A team of researchers is suggesting that we could use one of the most common organic polymers on Earth to build shelters on Mars.
The material, called chitin, is produced and metabolized by most biological organisms and makes up most of the cell walls of fungi, insect exoskeletons and fish scales.
The team, led by Javier Fernandez of Singapore University of Technology and Design, attempted to make the material by combining a chitin fiber with mineral material that mimics Martian soil.
Using only basic tools and simple chemistry, the team were able to build a wrench and a scaled-down model of a Martian habitat, as detailed in the journal article.
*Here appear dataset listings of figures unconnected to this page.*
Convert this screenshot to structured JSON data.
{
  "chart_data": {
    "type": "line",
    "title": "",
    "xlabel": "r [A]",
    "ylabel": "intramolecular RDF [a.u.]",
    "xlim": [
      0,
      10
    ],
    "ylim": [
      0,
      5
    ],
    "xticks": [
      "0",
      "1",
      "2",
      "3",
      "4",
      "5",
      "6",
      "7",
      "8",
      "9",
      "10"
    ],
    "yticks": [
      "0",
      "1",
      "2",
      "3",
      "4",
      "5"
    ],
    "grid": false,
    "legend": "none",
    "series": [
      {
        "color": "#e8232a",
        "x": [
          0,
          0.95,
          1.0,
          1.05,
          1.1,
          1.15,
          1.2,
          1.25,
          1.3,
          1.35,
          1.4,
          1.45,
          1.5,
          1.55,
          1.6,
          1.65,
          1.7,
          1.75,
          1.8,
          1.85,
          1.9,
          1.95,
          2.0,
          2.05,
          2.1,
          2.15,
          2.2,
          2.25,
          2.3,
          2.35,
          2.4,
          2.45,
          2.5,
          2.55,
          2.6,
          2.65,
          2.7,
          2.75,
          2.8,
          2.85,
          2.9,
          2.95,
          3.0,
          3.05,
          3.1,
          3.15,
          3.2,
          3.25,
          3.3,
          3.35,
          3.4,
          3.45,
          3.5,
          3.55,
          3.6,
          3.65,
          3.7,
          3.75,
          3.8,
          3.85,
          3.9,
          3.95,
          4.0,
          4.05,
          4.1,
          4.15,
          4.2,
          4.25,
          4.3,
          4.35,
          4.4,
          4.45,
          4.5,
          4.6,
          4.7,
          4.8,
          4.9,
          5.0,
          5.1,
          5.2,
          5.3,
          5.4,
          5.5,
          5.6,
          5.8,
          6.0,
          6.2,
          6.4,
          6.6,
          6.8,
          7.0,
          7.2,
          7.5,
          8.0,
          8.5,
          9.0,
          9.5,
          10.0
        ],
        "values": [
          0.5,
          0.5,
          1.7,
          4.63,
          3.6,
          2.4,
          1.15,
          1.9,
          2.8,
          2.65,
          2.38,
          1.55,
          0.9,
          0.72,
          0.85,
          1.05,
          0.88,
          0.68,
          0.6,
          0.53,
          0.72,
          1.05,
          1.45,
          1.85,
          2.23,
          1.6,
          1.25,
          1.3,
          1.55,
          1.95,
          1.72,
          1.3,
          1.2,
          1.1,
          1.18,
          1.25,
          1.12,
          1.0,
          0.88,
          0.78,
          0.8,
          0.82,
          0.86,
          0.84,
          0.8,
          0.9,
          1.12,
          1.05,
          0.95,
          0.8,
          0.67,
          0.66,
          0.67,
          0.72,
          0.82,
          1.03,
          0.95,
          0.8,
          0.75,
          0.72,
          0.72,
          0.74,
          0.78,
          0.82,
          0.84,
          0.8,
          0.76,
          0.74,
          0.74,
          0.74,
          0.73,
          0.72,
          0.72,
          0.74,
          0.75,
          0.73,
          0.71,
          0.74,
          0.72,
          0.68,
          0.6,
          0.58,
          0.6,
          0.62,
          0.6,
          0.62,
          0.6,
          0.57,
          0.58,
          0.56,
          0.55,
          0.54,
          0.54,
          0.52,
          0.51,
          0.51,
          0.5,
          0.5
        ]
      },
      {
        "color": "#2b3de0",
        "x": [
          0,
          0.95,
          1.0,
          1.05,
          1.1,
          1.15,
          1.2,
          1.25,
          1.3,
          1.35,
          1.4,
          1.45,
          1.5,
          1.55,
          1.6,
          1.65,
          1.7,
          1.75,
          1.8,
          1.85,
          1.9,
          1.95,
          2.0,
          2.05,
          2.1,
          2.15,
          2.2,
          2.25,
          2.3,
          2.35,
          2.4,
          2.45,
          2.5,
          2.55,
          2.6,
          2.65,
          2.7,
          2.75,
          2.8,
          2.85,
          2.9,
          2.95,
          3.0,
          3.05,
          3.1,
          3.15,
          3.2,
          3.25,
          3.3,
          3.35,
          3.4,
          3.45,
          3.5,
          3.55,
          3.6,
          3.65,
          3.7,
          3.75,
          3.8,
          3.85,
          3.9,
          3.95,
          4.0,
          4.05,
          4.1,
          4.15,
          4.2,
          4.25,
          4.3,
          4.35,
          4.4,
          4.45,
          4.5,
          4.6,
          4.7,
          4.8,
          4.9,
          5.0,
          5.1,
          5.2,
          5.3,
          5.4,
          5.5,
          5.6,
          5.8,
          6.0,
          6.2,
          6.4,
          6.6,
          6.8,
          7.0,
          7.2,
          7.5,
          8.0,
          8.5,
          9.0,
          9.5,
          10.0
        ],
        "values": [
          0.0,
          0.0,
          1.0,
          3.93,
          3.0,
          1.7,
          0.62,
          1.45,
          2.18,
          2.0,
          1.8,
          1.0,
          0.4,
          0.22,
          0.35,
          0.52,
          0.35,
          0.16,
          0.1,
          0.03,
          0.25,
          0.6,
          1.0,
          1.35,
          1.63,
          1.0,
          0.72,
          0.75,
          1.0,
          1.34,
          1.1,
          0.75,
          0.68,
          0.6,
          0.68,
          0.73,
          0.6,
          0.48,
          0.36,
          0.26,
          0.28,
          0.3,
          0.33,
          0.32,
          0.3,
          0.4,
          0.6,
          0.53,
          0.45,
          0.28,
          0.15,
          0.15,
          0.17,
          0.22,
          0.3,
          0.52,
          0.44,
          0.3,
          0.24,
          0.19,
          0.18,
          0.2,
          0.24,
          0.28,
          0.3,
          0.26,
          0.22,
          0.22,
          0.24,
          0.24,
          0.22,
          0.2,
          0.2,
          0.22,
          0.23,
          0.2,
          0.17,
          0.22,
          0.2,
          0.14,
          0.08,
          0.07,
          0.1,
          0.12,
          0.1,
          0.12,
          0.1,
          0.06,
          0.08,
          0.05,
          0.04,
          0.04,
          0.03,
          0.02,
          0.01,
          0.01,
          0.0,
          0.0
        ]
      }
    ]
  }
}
PLoS ONE this week.
“Working with simple chemistry suitable for early Martian settlements, we produced Martian biolite using chitosan derived from the cuticle of arthropods via treatment with sodium hydroxide, a component obtainable on Mars via electrolytic hydrolysis,”
In simpler terms: the resulting material “looks like concrete but much lighter,” Fernandez said CNN. “Very light rock.”
“We have a path to … the manufacturing of buildings and tools, from 3D printing to mold casting with just one material,” he added.
According to Fernandez, bio-inspired technologies could define “a new paradigm in manufacturing and allow you to do things that are unattainable by synthetic counterparts,” according to a statement.
He argues that these technologies “are critical not only to our sustainability on Earth, but also to one of humanity’s next greatest achievements: our transformation into an interplanetary species.”